Last year I had to talk the whole family into going to the conference, but
they have been looking forward to this one since then! After we made plans
to come, my DH found out that he was overbooked; he's supposed to be picking
up a colleague at the airport on Sunday in Columbus, Ohio and driving to
Michigan to lead a seminar. He was bummed and didn't want to miss the any
of the conference (I, particularly didn't want him to miss the dads' get
together). My son also started playing football for the first time this
year and has a game on Sunday. (It's also football picture day!) So, we
arranged for the two of them to fly home Saturday night to be at their
various events on Sunday and the rest of us will drive home after the whale
watch. DH "gets" unschooling, but sometimes gets stuck in old patterns of
behavior (don't we all?). It is really great to be able to hang out with
all these people who respect and trust their kids and love being with them.

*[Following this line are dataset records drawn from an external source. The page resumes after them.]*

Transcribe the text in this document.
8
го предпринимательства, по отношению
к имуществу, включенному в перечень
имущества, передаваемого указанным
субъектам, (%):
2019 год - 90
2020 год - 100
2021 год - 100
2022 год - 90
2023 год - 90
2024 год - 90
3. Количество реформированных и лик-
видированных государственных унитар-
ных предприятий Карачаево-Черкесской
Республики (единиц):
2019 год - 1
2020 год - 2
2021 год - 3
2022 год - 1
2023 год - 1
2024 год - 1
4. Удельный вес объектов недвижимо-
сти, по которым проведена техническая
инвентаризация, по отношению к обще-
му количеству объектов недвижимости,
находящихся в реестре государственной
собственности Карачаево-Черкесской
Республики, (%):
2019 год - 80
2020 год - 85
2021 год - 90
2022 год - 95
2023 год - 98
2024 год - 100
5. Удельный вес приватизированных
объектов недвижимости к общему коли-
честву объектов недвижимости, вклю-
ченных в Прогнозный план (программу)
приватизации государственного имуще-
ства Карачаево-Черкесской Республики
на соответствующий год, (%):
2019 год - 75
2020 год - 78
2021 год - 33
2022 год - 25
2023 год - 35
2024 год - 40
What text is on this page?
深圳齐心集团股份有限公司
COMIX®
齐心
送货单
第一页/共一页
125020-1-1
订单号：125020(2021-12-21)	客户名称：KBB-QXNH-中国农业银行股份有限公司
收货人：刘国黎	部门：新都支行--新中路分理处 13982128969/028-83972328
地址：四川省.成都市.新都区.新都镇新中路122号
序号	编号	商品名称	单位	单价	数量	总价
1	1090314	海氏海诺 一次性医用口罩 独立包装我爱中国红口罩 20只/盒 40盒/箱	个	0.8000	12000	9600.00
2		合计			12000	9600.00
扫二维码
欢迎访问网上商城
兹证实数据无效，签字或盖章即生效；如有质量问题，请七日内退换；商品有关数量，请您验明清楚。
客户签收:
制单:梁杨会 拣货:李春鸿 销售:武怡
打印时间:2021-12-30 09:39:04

It's such a great atmosphere of camaraderie. Anyone who is sitting on the
fence, or has a spouse up there---COME!!! It's so worth it!

Also, after last year's chainmaille funshop my DH decided to make a shirt
with DS's help. It turned out to be a very long tunic, with no sleeves.
It's very cool and they want to bring it to show Julian.


Marjorie, who now has 2 extra whale watch tickets available. Any takers?